Getting the robot to move from point A to point B is largely a solved problem with traditional probabilistic methods, while niches where LLMs are the best fit I think are largely still unaddressed, e.g.:

- a pipeline for natural language commands to high level commands ("fetch me a beer" to [send nav2 goal to kitchen, get fridge detection from yolo, open fridge with moveit, detect beer with yolo, etc.]

- using a VLM to add semantic information to map areas, e.g. have the robot turn around 4 times in a room, and have the model determine what's there so it can reference it by location and even know where that kitchen and fridge is in the above example

- system monitoring, where an LLM looks at ros2 doctor, htop, topic hz, etc. and determines if something's crashed or isn't behaving properly, and returns a debug report or attempts to fix it with terminal commands

- handling recovery behaviours in general, since a lot of times when robots get stuck the resolution is simple, you just need something to take in the current situational information, reason about it, and pick one of the possible ways to resolve it

ponta17•8mo ago
Thanks a lot for the thoughtful feedback — I really appreciate it!

I think there might be a small misunderstanding regarding how the LLM is actually being used here (and in many agent-based setups). The LLM itself isn’t directly executing twist commands or handling motion; it’s acting as a decision-maker that chooses from a set of callable tools (Python functions) based on the task description and intermediate results.

In this case, yes — one of the tools happens to publish Twist commands, but that’s just one of many modular tools the LLM can invoke. Whether it’s controlling motion or running object detection, from the LLM’s point of view it’s simply choosing which function to call next.

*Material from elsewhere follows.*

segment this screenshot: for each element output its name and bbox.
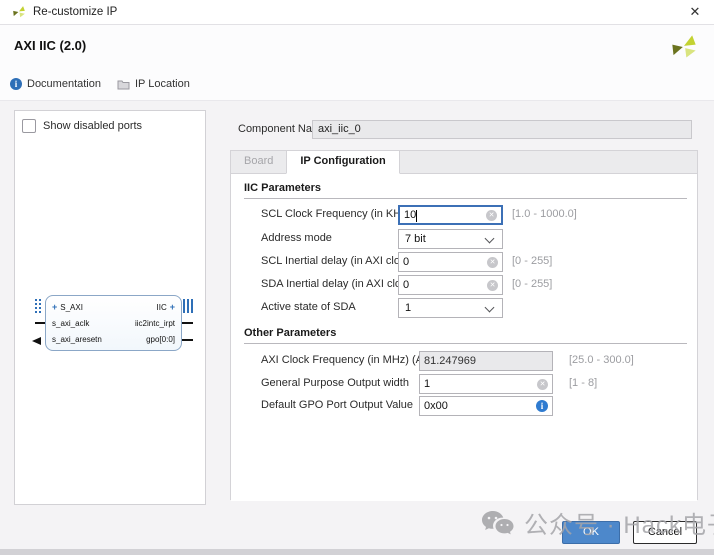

So the computational load really depends on what the tool does internally — not the LLM’s reasoning process itself.

Of course, I agree with your broader point: we should push toward more meaningful high-level tasks where LLMs can orchestrate complex pipelines — and I think your examples (like fetch-a-beer or map annotation via VLMs) are spot-on.

My goal with this project was to explore that decision-making loop in a minimal, creative setting — kind of like a sandbox for LLM-agent behavior.

Actually, I’m currently working on something along those lines using a TurtleBot3. I’m planning to provide the agent with tools that let it scan obstacles via 3D LiDAR and recognize objects through image processing, so that it can make more context-aware decisions.

Really appreciate the push for deeper use cases — that’s definitely where I want to go next!